Exactly.  The %'s are a figment of the asmprinter's imagination, so you 
wouldn't need to include them, but this is basically what I was getting 


>> Given the above, you can use the constant string "A", to look up things in
>> the symbol table of the function.  You will probably want to accept "A"
>> and anything that starts with "A.".
>>> So, I thought one way to go would be to introduce an instruction meant
>>> just for marking the source location of a value - it'd consume a value
>>> and some constants marking the location - then the front end could
>>> generate it (not by default!) where necessary to make sure a value
>>> could be traced back to its source location. It'd either be lowered
>>> away or it'd have to be ignored during codegen since we might still
>>> want to know that info then, for instance, to track register spills
>>> back to which variable spilled.
>> I think the above will work for you, you can make it ignored or deal with
>> it however you want using the intrinsic lowering code.  Check out how
>> other intrinsics are handled (e.g. llvm.isunordered, which is handled by
>> the code generators and llvm.dbg.* which are not) for ideas.
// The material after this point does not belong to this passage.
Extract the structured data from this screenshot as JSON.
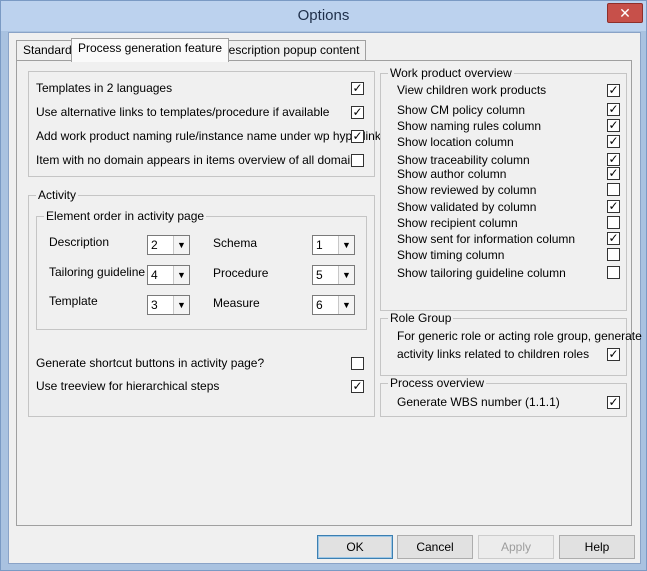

>>> What problems can you think of with that approach? Am I asking for
>>> trouble with passes, or would a semantically meaningless 'marker'
>>> instruction be OK?
>> I'd seriously suggest using an intrinsic instead of an instruction: they
>> are far far easier to add.  Aside from that, using the symbol table is
>> really the only thing that will work, and is prone to obvious problems,
>> but should work pretty well in practice.
>>> If you have suggestions for a better way to do this, that'd be great.
>>> There isn't a lot of prior work I found on this, most of what I saw
>>> was about debug info, which as I stated, is not quite what I need.
>> Hope this helps!
> It's certainly given me lots to think about.